I haven’t spent any time on Facebook in the last couple of months so it’s value to me has atrophied and I see it as low-value. The network effect doesn’t translate to personal value. In fact, one could argue that as the network size/ combined value increases , personal value output falls, as more people are exposed to your profile, you are under more pressure to maintain it. This is the silver bullet for social networks.

Until we switch that equation around, there is no sustainable growth and not enough user delight, only cyclical rushes to sample the feature du jour.

Value Output != Effort

Of course there’s no such thing as a free lunch, but we’re privy to a suite of technologies that should make it easier to hook up in real life, not use up that very time gardening our presences on them.

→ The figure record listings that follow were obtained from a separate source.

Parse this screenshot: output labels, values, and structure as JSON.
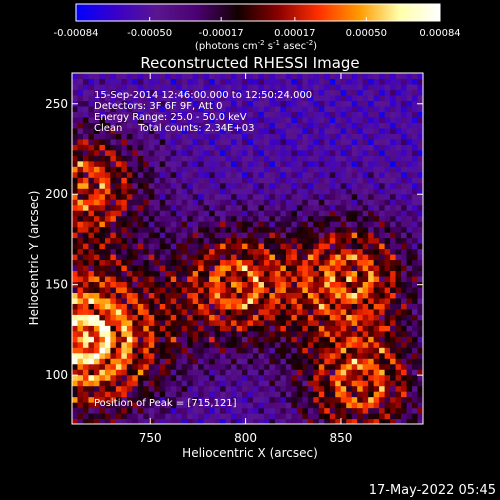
{
  "chart_data": {
    "type": "heatmap",
    "title": "Reconstructed RHESSI Image",
    "xlabel": "Heliocentric X (arcsec)",
    "ylabel": "Heliocentric Y (arcsec)",
    "x_range": [
      709,
      893
    ],
    "y_range": [
      73,
      267
    ],
    "x_ticks": [
      750,
      800,
      850
    ],
    "y_ticks": [
      100,
      150,
      200,
      250
    ],
    "colorbar": {
      "range": [
        -0.00084,
        0.00084
      ],
      "tick_labels": [
        "-0.00084",
        "-0.00050",
        "-0.00017",
        "0.00017",
        "0.00050",
        "0.00084"
      ],
      "unit_parts": [
        "(photons cm",
        "-2",
        " s",
        "-1",
        " asec",
        "-2",
        ")"
      ],
      "colormap": [
        "#0000ff",
        "#3a00c8",
        "#5a1690",
        "#4a0070",
        "#120000",
        "#8a0000",
        "#ff3000",
        "#ff9a00",
        "#ffffaa",
        "#ffffff"
      ]
    },
    "annotations": [
      "15-Sep-2014 12:46:00.000 to 12:50:24.000",
      "Detectors: 3F 6F 9F, Att 0",
      "Energy Range: 25.0 - 50.0 keV",
      "Clean     Total counts: 2.34E+03"
    ],
    "peak_label": "Position of Peak = [715,121]",
    "peak": [
      715,
      121
    ],
    "bright_sources": [
      {
        "x": 716,
        "y": 120
      },
      {
        "x": 715,
        "y": 205
      },
      {
        "x": 795,
        "y": 150
      },
      {
        "x": 855,
        "y": 155
      },
      {
        "x": 860,
        "y": 95
      }
    ]
  },
  "footer": {
    "timestamp": "17-May-2022 05:45"
  }
}
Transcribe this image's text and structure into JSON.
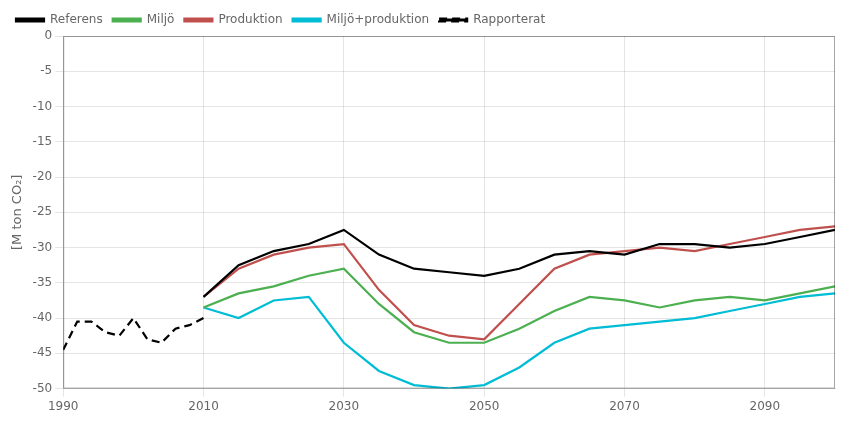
{
  "chart_data": {
    "type": "line",
    "ylabel": "[M ton CO₂]",
    "xlim": [
      1990,
      2100
    ],
    "xticks": [
      1990,
      2010,
      2030,
      2050,
      2070,
      2090
    ],
    "ylim": [
      -50,
      0
    ],
    "yticks": [
      0,
      -5,
      -10,
      -15,
      -20,
      -25,
      -30,
      -35,
      -40,
      -45,
      -50
    ],
    "grid": true,
    "legend": "upper left",
    "series": [
      {
        "name": "Referens",
        "color": "#000000",
        "line_style": "solid",
        "x": [
          2010,
          2015,
          2020,
          2025,
          2030,
          2035,
          2040,
          2045,
          2050,
          2055,
          2060,
          2065,
          2070,
          2075,
          2080,
          2085,
          2090,
          2095,
          2100
        ],
        "values": [
          -37.0,
          -32.5,
          -30.5,
          -29.5,
          -27.5,
          -31.0,
          -33.0,
          -33.5,
          -34.0,
          -33.0,
          -31.0,
          -30.5,
          -31.0,
          -29.5,
          -29.5,
          -30.0,
          -29.5,
          -28.5,
          -27.5
        ]
      },
      {
        "name": "Miljö",
        "color": "#4caf50",
        "line_style": "solid",
        "x": [
          2010,
          2015,
          2020,
          2025,
          2030,
          2035,
          2040,
          2045,
          2050,
          2055,
          2060,
          2065,
          2070,
          2075,
          2080,
          2085,
          2090,
          2095,
          2100
        ],
        "values": [
          -38.5,
          -36.5,
          -35.5,
          -34.0,
          -33.0,
          -38.0,
          -42.0,
          -43.5,
          -43.5,
          -41.5,
          -39.0,
          -37.0,
          -37.5,
          -38.5,
          -37.5,
          -37.0,
          -37.5,
          -36.5,
          -35.5
        ]
      },
      {
        "name": "Produktion",
        "color": "#c0504d",
        "line_style": "solid",
        "x": [
          2010,
          2015,
          2020,
          2025,
          2030,
          2035,
          2040,
          2045,
          2050,
          2055,
          2060,
          2065,
          2070,
          2075,
          2080,
          2085,
          2090,
          2095,
          2100
        ],
        "values": [
          -37.0,
          -33.0,
          -31.0,
          -30.0,
          -29.5,
          -36.0,
          -41.0,
          -42.5,
          -43.0,
          -38.0,
          -33.0,
          -31.0,
          -30.5,
          -30.0,
          -30.5,
          -29.5,
          -28.5,
          -27.5,
          -27.0
        ]
      },
      {
        "name": "Miljö+produktion",
        "color": "#00bcd4",
        "line_style": "solid",
        "x": [
          2010,
          2015,
          2020,
          2025,
          2030,
          2035,
          2040,
          2045,
          2050,
          2055,
          2060,
          2065,
          2070,
          2075,
          2080,
          2085,
          2090,
          2095,
          2100
        ],
        "values": [
          -38.5,
          -40.0,
          -37.5,
          -37.0,
          -43.5,
          -47.5,
          -49.5,
          -50.0,
          -49.5,
          -47.0,
          -43.5,
          -41.5,
          -41.0,
          -40.5,
          -40.0,
          -39.0,
          -38.0,
          -37.0,
          -36.5
        ]
      },
      {
        "name": "Rapporterat",
        "color": "#000000",
        "line_style": "dashed",
        "x": [
          1990,
          1992,
          1994,
          1996,
          1998,
          2000,
          2002,
          2004,
          2006,
          2008,
          2010
        ],
        "values": [
          -44.5,
          -40.5,
          -40.5,
          -42.0,
          -42.5,
          -40.0,
          -43.0,
          -43.5,
          -41.5,
          -41.0,
          -40.0
        ]
      }
    ]
  }
}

we need Social Facilitation not Social Networks.

Web technologies should be harnessed to glean more from our time-poor lives not suck time on the platform in lieu of activities that it stands for.

But how do we fix it?

Honestly, who knows? Obviously data portability, micro formats, voluntary relationship management and of course, OpenID are all options to create the first truly portable social network attribute set but that’s only half the battle.

Voltron is the answer

[Image from ClintJCL - Voltron][12]
Image from ClintJCL - Voltron

I think the concept of the social network should be like Voltron. Except instead of 21 vehicles (or 5 lions for you hardcore fans), we’d have thousands of independant nodes providing focused funtionality – the ability to get more out of your life and transferrable, predictive recommendations that take the meta data management out of our hands; two very different examples of ways to achieve this are the filter and last.fm.

A social network as it stands, with all the walled application sections and user research that it cares to have won’t do it. There are already many protocols to openly distrubute chunks of user satisfaction, I hope to God we can help them win.

Then we’ll have a social web. As in a web that helps us to be social.